Mientras que se supone que cualquier prófugo de la Justicia trata de esconderse en cualquier cueva para evitar ser localizado, Carles Puigdemont, lejos de ocultarse, se hizo con una mansión nada invisible para los ojos de los waterloenses que, en verdad preferirían continuar siendo conocidos por la gran derrota de Napoleón en vez de por ser el refugio de un huido de la justicia española.
Con ese tipo de turismo cultural tenían suficiente en vez de ser ahora receptores de curiosos independentistas que tratan en vano de acercarse a la lujosa edificación del número 34 de la Avenue de l'Avocat, irónicamente la Avenida del Abogado, que tratan en vano de acercarse a un centro plagado de medidas de seguridad para evitar la llegada de extraños.
Y menos todavía deseaban ser el punto de encuentro de las personas que sí tienen permiso para acceder hasta la llamada entre los independentistas como 'Casa de la República' que casi parece más la 'cueva de Alí Babá' si se tiene en cuenta las personas que entonado el 'ábrete Sésamo' para entrar y reunirse con el expresidente catalán huido de la Justicia.
Un puñado de prófugos y posteriormente condenados por el golpe independentista de octubre de 2017 se juntaban allí en los primeros meses de huida.
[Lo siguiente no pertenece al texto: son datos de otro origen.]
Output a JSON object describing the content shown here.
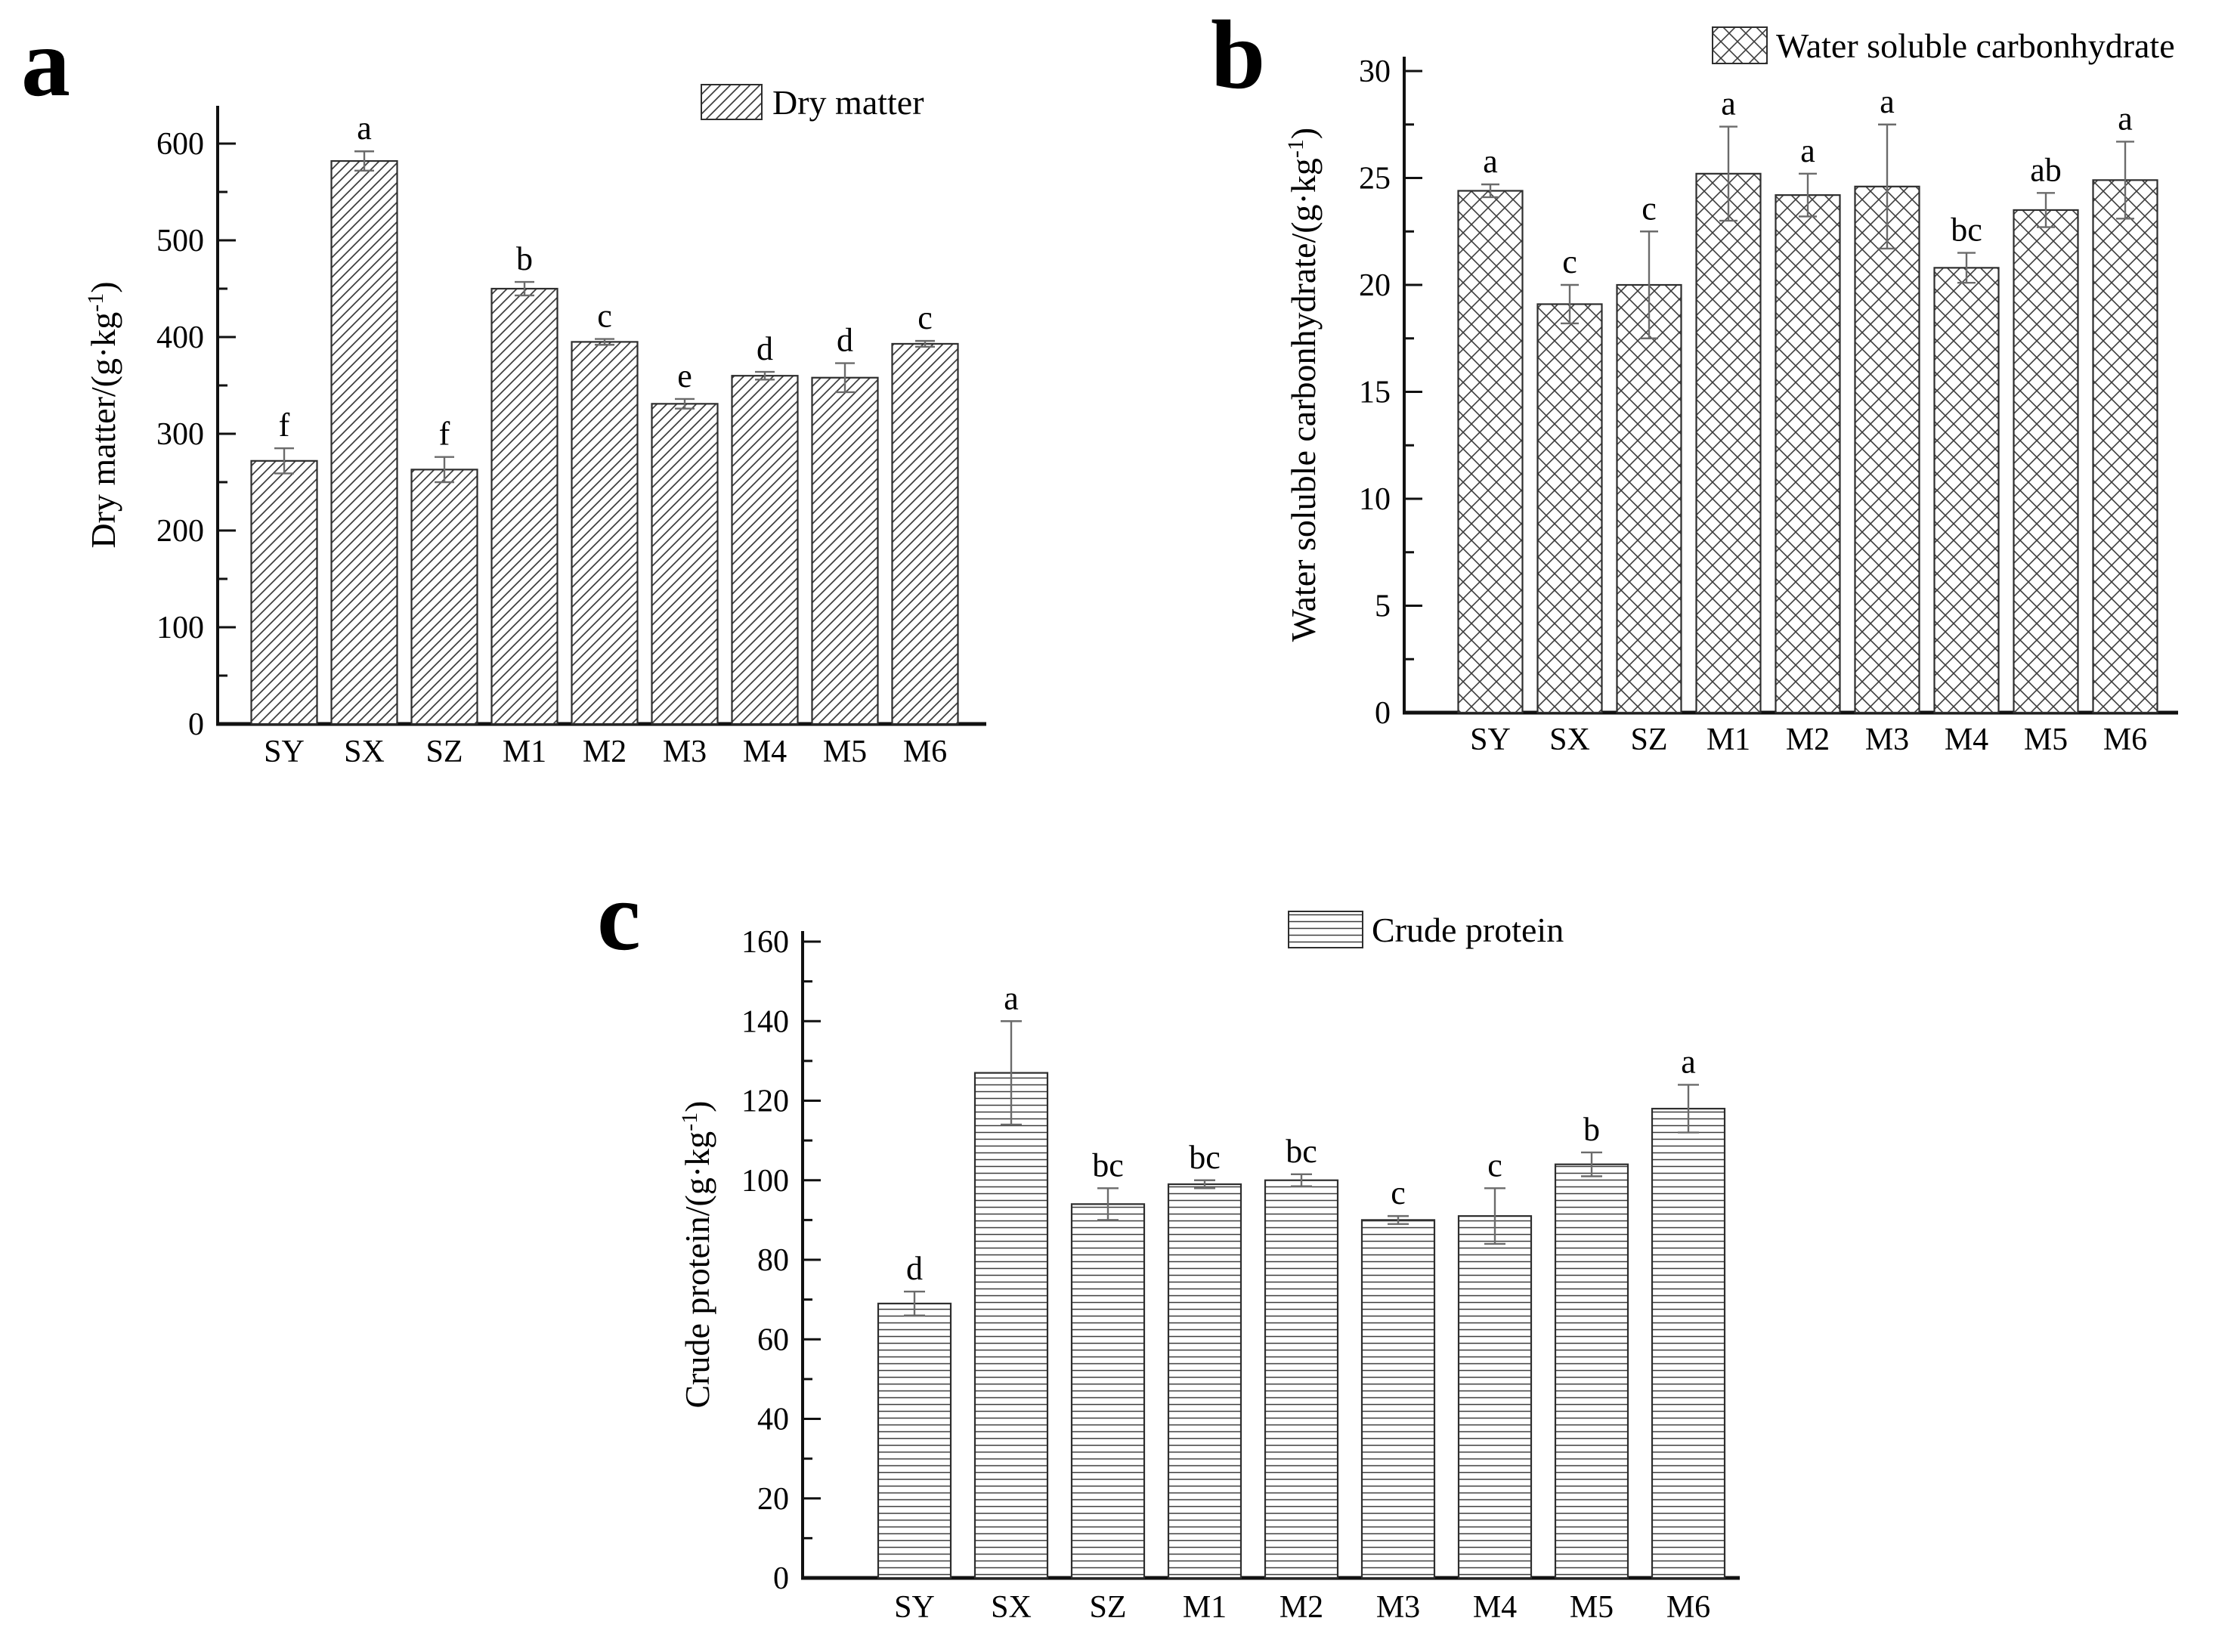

Un terrorista condenado como Arnaldo Otegi, también entró en esa mansión para reunirse con Puigdemont como representante del independentismo vasco. Un encausado y exencarcelado por una presunta trama de corrupción como Santos Cerdán también accedió en varias ocasiones para negociar la continuidad del apoyo secesionista al presidente Sánchez. Hasta un expresidente del Gobierno de España como José Luis Rodríguez Zapatero, ahora en el ojo del huracán por sus varias mediaciones con dictadores ha pisado ese edificio.
Lo que diga Otegi
Es sintomático que el último dirigente político en entrar en la 'casa de la república' fuera precisamente Otegi, hace ya casi un mes. Y justo al día siguiente de aquella reunión del 11 de diciembre, la portavoz de Junts en el Congreso de los Diputados, Miriam Nogueras, apostaba por «aprovechar esta degradación del sistema político español (en referencia a los casos de corrupción y acusaciones de abusos sexuales en el PSOE) para forzar al Gobierno español». Esta es precisamente la teoría que desde el primer apoyo de Bildu al Gobierno de Pedro Sánchez en 2018 ha mantenido Otegi.
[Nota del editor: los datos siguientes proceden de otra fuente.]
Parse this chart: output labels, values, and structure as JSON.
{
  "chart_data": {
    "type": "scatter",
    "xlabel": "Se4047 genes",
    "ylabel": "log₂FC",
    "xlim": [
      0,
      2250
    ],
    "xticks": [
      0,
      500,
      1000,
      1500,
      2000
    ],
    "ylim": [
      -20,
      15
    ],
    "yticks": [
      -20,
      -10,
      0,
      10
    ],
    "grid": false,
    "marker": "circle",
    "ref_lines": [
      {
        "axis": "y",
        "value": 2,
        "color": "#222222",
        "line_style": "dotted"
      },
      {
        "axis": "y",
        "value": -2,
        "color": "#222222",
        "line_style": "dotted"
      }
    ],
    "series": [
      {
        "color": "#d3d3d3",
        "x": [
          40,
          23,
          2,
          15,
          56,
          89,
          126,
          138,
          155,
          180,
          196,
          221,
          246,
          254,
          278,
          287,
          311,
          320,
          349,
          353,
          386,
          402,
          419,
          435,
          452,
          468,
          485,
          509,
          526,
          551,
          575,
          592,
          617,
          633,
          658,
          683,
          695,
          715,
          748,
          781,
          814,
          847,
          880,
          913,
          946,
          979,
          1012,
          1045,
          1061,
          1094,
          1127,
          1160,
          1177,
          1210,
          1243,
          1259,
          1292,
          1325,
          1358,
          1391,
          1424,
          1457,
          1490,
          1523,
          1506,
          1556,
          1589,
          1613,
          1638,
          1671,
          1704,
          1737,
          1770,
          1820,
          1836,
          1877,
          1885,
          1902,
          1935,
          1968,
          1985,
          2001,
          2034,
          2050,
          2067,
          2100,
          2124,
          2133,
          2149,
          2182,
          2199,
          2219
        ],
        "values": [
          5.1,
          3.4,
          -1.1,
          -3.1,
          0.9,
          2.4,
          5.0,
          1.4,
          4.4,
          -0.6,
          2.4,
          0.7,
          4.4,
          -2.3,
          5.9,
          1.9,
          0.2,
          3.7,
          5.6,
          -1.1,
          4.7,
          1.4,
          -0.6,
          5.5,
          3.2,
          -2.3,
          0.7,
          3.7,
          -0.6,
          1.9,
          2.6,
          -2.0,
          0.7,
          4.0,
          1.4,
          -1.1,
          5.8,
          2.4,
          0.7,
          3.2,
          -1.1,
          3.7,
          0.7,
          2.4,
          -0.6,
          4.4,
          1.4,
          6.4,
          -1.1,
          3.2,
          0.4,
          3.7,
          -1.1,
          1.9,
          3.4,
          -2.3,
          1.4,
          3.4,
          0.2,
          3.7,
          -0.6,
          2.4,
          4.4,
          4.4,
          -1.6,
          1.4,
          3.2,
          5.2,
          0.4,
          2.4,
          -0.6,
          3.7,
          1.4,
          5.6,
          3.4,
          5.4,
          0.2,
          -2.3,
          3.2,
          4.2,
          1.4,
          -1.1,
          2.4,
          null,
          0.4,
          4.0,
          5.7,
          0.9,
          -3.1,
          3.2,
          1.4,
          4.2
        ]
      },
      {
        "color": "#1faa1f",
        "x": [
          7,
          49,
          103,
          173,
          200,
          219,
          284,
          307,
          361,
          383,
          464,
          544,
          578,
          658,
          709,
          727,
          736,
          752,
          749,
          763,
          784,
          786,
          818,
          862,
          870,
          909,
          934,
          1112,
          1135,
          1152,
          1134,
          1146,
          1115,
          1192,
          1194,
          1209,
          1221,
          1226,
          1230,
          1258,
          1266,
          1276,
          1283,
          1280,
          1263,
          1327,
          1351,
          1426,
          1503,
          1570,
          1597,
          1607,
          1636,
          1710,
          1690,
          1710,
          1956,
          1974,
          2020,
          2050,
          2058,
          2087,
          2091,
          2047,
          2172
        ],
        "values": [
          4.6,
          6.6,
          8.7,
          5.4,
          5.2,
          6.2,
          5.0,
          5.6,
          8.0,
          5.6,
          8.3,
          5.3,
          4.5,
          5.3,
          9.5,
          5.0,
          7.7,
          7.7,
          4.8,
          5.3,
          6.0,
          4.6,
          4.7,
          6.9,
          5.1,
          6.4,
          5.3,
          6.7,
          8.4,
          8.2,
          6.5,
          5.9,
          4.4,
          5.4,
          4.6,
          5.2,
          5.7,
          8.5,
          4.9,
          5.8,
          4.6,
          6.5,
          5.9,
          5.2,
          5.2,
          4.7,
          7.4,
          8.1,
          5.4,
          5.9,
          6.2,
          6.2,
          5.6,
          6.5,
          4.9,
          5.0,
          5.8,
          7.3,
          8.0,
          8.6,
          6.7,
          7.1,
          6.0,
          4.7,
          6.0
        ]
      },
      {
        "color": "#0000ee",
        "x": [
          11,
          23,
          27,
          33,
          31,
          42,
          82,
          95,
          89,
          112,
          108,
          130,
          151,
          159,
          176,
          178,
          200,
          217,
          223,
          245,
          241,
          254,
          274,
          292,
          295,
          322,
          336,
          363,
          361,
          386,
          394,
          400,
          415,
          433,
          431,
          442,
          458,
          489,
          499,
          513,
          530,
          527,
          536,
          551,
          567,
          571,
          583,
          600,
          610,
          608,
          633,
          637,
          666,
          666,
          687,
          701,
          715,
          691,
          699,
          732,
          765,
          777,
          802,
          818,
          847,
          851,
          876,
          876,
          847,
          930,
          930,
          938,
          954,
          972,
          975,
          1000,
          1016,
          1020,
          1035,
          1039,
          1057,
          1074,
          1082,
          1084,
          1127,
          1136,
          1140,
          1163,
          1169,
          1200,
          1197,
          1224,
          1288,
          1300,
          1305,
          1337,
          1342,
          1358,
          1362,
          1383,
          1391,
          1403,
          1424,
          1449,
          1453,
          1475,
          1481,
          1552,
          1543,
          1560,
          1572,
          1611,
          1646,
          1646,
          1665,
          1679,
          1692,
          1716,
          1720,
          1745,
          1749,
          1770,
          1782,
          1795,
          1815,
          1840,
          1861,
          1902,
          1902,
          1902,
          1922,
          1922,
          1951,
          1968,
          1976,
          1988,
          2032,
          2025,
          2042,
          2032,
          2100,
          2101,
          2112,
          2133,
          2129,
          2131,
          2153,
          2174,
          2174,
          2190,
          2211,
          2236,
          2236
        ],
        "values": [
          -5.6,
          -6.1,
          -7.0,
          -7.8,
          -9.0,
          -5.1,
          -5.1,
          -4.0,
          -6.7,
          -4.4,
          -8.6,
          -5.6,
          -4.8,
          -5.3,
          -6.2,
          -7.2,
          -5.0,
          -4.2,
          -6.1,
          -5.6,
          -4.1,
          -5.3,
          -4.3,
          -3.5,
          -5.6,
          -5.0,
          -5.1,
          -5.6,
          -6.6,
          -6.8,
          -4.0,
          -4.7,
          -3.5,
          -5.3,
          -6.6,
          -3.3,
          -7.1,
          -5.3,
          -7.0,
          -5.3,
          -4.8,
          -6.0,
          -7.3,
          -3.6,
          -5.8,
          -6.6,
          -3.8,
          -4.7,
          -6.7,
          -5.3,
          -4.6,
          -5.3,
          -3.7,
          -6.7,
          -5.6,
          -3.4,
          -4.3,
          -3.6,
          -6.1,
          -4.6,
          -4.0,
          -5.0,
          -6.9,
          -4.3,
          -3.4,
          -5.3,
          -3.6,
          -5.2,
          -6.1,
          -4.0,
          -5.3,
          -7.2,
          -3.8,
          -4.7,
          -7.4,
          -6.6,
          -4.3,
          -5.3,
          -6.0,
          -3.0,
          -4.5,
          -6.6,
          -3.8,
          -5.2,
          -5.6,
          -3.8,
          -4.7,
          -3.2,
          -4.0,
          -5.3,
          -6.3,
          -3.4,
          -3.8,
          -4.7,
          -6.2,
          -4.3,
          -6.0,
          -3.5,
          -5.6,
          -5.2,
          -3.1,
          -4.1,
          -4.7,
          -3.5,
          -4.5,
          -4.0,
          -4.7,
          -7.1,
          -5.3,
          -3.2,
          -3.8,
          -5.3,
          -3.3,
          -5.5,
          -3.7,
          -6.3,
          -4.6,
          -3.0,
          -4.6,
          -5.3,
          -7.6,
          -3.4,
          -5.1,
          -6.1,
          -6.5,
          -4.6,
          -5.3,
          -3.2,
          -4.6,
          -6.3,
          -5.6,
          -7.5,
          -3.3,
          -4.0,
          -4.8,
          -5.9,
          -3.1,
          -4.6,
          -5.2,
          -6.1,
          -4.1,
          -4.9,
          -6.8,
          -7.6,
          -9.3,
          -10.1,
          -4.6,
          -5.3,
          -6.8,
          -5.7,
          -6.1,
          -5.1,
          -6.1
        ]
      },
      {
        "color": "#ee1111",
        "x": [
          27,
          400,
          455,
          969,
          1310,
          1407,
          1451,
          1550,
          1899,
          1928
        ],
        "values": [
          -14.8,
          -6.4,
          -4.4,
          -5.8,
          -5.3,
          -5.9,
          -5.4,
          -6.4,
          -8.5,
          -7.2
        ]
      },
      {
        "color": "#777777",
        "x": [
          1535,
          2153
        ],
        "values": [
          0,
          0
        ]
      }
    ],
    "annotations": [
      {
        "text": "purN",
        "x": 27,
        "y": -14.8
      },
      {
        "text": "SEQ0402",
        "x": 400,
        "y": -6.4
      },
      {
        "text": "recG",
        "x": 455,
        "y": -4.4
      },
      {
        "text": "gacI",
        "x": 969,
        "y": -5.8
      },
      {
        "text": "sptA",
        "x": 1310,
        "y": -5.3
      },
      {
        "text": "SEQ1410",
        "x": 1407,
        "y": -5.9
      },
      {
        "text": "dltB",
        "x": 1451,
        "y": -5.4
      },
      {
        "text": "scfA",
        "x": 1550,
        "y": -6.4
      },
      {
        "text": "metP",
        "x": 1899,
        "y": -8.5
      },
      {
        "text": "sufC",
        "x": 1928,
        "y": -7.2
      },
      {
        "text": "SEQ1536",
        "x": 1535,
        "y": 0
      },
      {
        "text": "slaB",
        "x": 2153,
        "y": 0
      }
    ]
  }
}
De igual modo, Nogueras hizo un llamamiento a la ERC de Oriol Junqueras, con quien también se reunió Otegi en agosto, para «hacer un frente común» entre nacionalistas y «que, en lugar de ser siete los que nos plantamos ante el Gobierno, que seamos 14 y les forcemos a hacer concesiones que nunca se había abierto a hacer». Lo que viene a ser la suma de fuerzas por la que siempre ha abogado Otegi, lo que le llevó a absorber partidos políticos como Eusko Alkartasuna o Aralar en el País Vasco y Navarra, y que parece intuirse en las reuniones que han mantenido los abertzales desde el pasado mes de agosto con diferentes fuerzas nacionalistas del Congreso de los Diputados y que concluyó precisamente el 11 de diciembre con el encuentro con Puigdemont.
Hundimiento de Junts
Junts per Cataluña busca así parapetarse en un frente nacionalista ante el hundimiento que está registrando en los últimos meses. Y en este hundimiento se puede englobar también la decisión del 6 de noviembre de romper con el Gobierno de Sánchez.
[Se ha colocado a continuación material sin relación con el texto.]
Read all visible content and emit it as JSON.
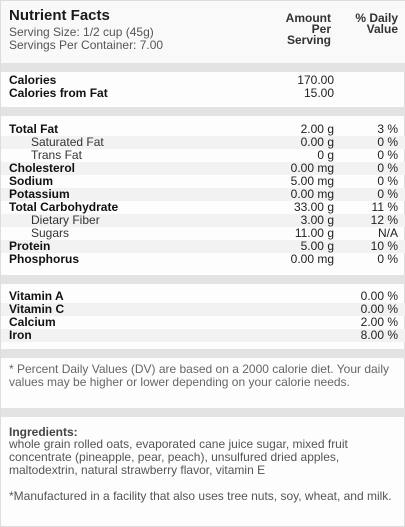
{
  "header": {
    "title": "Nutrient Facts",
    "serving_size": "Serving Size: 1/2 cup (45g)",
    "servings_per_container": "Servings Per Container: 7.00",
    "col_amount": [
      "Amount",
      "Per",
      "Serving"
    ],
    "col_dv": [
      "% Daily",
      "Value"
    ]
  },
  "calories": [
    {
      "label": "Calories",
      "amount": "170.00",
      "dv": ""
    },
    {
      "label": "Calories from Fat",
      "amount": "15.00",
      "dv": ""
    }
  ],
  "nutrients": [
    {
      "label": "Total Fat",
      "amount": "2.00 g",
      "dv": "3 %"
    },
    {
      "label": "Saturated Fat",
      "amount": "0.00 g",
      "dv": "0 %"
    },
    {
      "label": "Trans Fat",
      "amount": "0 g",
      "dv": "0 %"
    },
    {
      "label": "Cholesterol",
      "amount": "0.00 mg",
      "dv": "0 %"
    },
    {
      "label": "Sodium",
      "amount": "5.00 mg",
      "dv": "0 %"
    },
    {
      "label": "Potassium",
      "amount": "0.00 mg",
      "dv": "0 %"
    },
    {
      "label": "Total Carbohydrate",
      "amount": "33.00 g",
      "dv": "11 %"
    },
    {
      "label": "Dietary Fiber",
      "amount": "3.00 g",
      "dv": "12 %"
    },
    {
      "label": "Sugars",
      "amount": "11.00 g",
      "dv": "N/A"
    },
    {
      "label": "Protein",
      "amount": "5.00 g",
      "dv": "10 %"
    },
    {
      "label": "Phosphorus",
      "amount": "0.00 mg",
      "dv": "0 %"
    }
  ],
  "vitamins": [
    {
      "label": "Vitamin A",
      "dv": "0.00 %"
    },
    {
      "label": "Vitamin C",
      "dv": "0.00 %"
    },
    {
      "label": "Calcium",
      "dv": "2.00 %"
    },
    {
      "label": "Iron",
      "dv": "8.00 %"
    }
  ],
  "footnote": "* Percent Daily Values (DV) are based on a 2000 calorie diet. Your daily values may be higher or lower depending on your calorie needs.",
  "ingredients_title": "Ingredients:",
  "ingredients": "whole grain rolled oats, evaporated cane juice sugar, mixed fruit concentrate (pineapple, pear, peach), unsulfured dried apples, maltodextrin, natural strawberry flavor, vitamin E",
  "manufacturing_note": "*Manufactured in a facility that also uses tree nuts, soy, wheat, and milk."
}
De hecho, no hay más que mirar el último barómetro electoral municipal de Barcelona, conocido el pasado 30 de diciembre, en el que Junts obtendría en unas teóricas elecciones municipales un 3,4 % de los votos cuando hace tan solo dos años y medio, en las anteriores municipales, Junts lograba ganar en la capital catalana con el 22,42 % de los votos con Xavier Trias como candidato. Incluso una fuerza también nacionalista y también de derechas como Aliança Catalana le daba el sorpasso con el 3,9 % de los votos, según el barómetro municipal.
De ahí que quizá Puigdemont haya optado por recluirse en las últimas semanas en su cueva de Alí Babá de 500 metros cuadrados en el corazón de Bélgica y hacer caso únicamente a Otegi, atraído por el empuje que están obteniendo los abertzales en el País Vasco.